A Bayesian classifier doesn’t make use of a pre-trained language model. It therefore doesn’t know when words are likely to be synonyms. The drawback of not having a language model is that, to generalise well, the intent models often require relatively large amounts of task specific training data that includes many different example utterances for each navigation intent.

Information Extraction

Regular expressions are often used to extract structured information such as dates, email adresses and telephone numbers from text. I’ll use our FeersumNLU service to demonstrate regular expressions. Internally the service uses Python’s re module.

Example of how to create a regular expression entity extractor.

Example of how to extract a number plate.

A text input of “My car is a 2007 Jeep Wrangler with plate AB 34 EF GP” would result in an extracted entity {‘license’: ‘AB 34 EF GP’}. Note that the regular expression supports two types of number plates.

One can use word embeddings like Stanford’s Global Vectors for Word Representation (GloVe) to extract things like colours, pizza toppings, animals, etc. For the purpose of the example it is adequate to know that given two words the word embedding tells one whether these words are typically used in the same context and likely to be semantically related in some way.

Example of how to create a similar word extractor.

Example of how to extract words similar to the listed colours.

The above gist shows how to extract words similar to the listed colours. Note that given the user utterance “I have an orange car with pink stripes.”, both the colour orange and the colour pink are extracted without the model having seen those colours before. The extracted colours are shown in the comments in the above gist. The use of the word embedding therefore allows the model to ‘generalise’ to unseen colours.

The complete source code for the regex example as well as the source code for the similar word example may be found in our github repository. The repository’s readme contains details on how to get access to a ‘playground’ instance of the FeersumNLU service.

Conclusion

The text classification presented here offers an acceptable baseline for doing intent detection, but doesn’t make use of a language model. Our earlier post on building FAQs looked at using shallow language models (in fact word embeddings) to do the semantic text classification. Future posts will review the use of language models including more recent ‘deeper’ models like ULMFit and the OpenAI Transformer. Deeper language models contain more pre-trained language knowledge and often require much less task specific training data and development.

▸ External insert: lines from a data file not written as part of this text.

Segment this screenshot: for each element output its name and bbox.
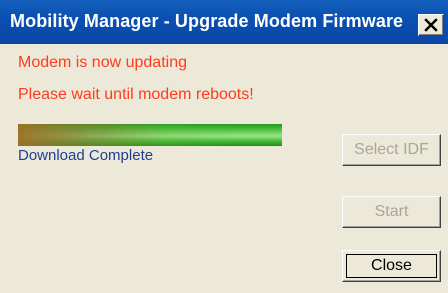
- download-status: Download Complete: [18, 147, 154, 164]
- start-button[interactable]: Start: [342, 196, 441, 228]
- start-label: Start: [374, 203, 409, 220]
- title-bar[interactable]: Mobility Manager - Upgrade Modem Firmwar…: [0, 0, 448, 44]
- progress-fill: [18, 124, 282, 146]
- upgrade-firmware-dialog: Mobility Manager - Upgrade Modem Firmwar…: [0, 0, 448, 293]
- window-title: Mobility Manager - Upgrade Modem Firmwar…: [10, 11, 404, 31]
- close-label: Close: [371, 257, 412, 274]
- window-close-button[interactable]: [418, 14, 444, 36]
- download-progress-bar: [18, 124, 282, 146]
- wait-message: Please wait until modem reboots!: [18, 86, 254, 103]
- select-idf-button[interactable]: Select IDF: [342, 134, 441, 166]
- close-x-icon: [424, 18, 438, 32]
- updating-message: Modem is now updating: [18, 54, 187, 71]
- select-idf-label: Select IDF: [354, 141, 429, 158]
- close-button[interactable]: Close: [342, 250, 441, 282]
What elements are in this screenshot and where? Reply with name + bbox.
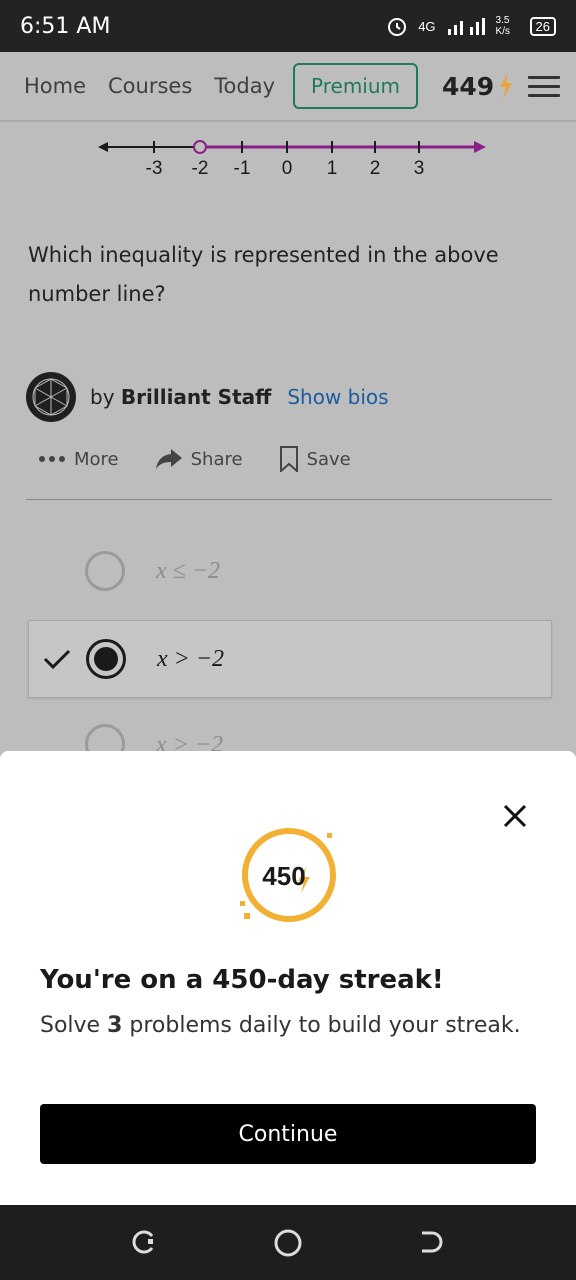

The ‘similar’ word and regular expression information extractors shown in this post is adequate for many chatbot tasks. Future posts will look at things like parsing of sentences to find relationships between parts of a sentence, extracting unstructured dates and durations, named entity recognition and detecting sentiment.

References

[Jurafsky and Martin 2019]: Speech and Language Processing (3rd ed. draft), Chapter 29 by Dan Jurafsky and James H. Martin.

[Lewis 2017]: Chatbots — Mapping the User Journey by Belinda Ann Lewis.

[Mears 2013]: User Journeys — The Beginner’s Guide by Chris Mears.